Genworth OKS sale of Canadian division to Brookfield
TORONTO Genworth Financial Inc. agreed to sell its Canadian unit to Brookfield Business Partners LP for $2.4 billion as it works to win regulatory approval for its acquisition by China Oceanwide Holdings Group Co.
Brookfield Business Partners will purchase 48.9 million shares, or a 57-per-cent stake, at $48.86 apiece in Genworth MI Canada Inc., giving it majority control of Canada’s largest private-sector residential mortgage insurer.
That’s a 5.1-per-cent discount to Genworth MI’S closing price Monday.
Genworth Financial is looking to “ultimately, moving forward with our long-awaited closing of our merger with Oceanwide,” chief executive Tom Mcinerney said in a statement Tuesday.
Oceanwide’s chairman Lu Zhiqiang said the company is “pleased with the quality of the buyer as well as the purchase price they have offered.”
Shares of Genworth Financial jumped as much as 16 per cent in U.S. trading Tuesday, while Genworth MI Canada traded ex-dividend in Toronto and fell slightly.
Genworth has been working since 2016 to close its Us$2.7-billion buyout by China Oceanwide, a transaction Mcinerney called the “best option” as the Richmond, Va.-based insurer grappled with soaring costs on long-term care policies.

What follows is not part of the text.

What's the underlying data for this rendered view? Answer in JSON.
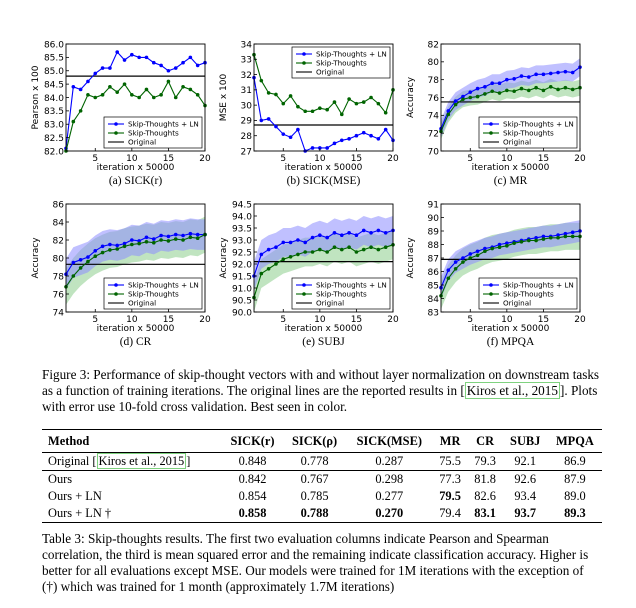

The insurer said in July that it would seek to gauge interest in the Canadian mortgage insurance unit after lack of “any substantive progress” on talks with regulators in that country for the China Oceanwide deal.
Brookfield plans to fund about US$700 million of the purchase on its own and for some of its institutional partners to co-invest alongside it for the rest.
Brookfield agreed to provide an Us$850-million bridge loan to back the transaction, which is expected to close in the second half of the year.
The deal is subject to approval from Canada’s minister of finance.
Genworth and Oceanwide have agreed to extend their merger deadline until Dec. 31.
“Genworth is an industry-leading business that generates strong, consistent earnings and operates in a sector with high barriers to entry,” David Nowak, managing partner of Brookfield Business Partners, said in the statement.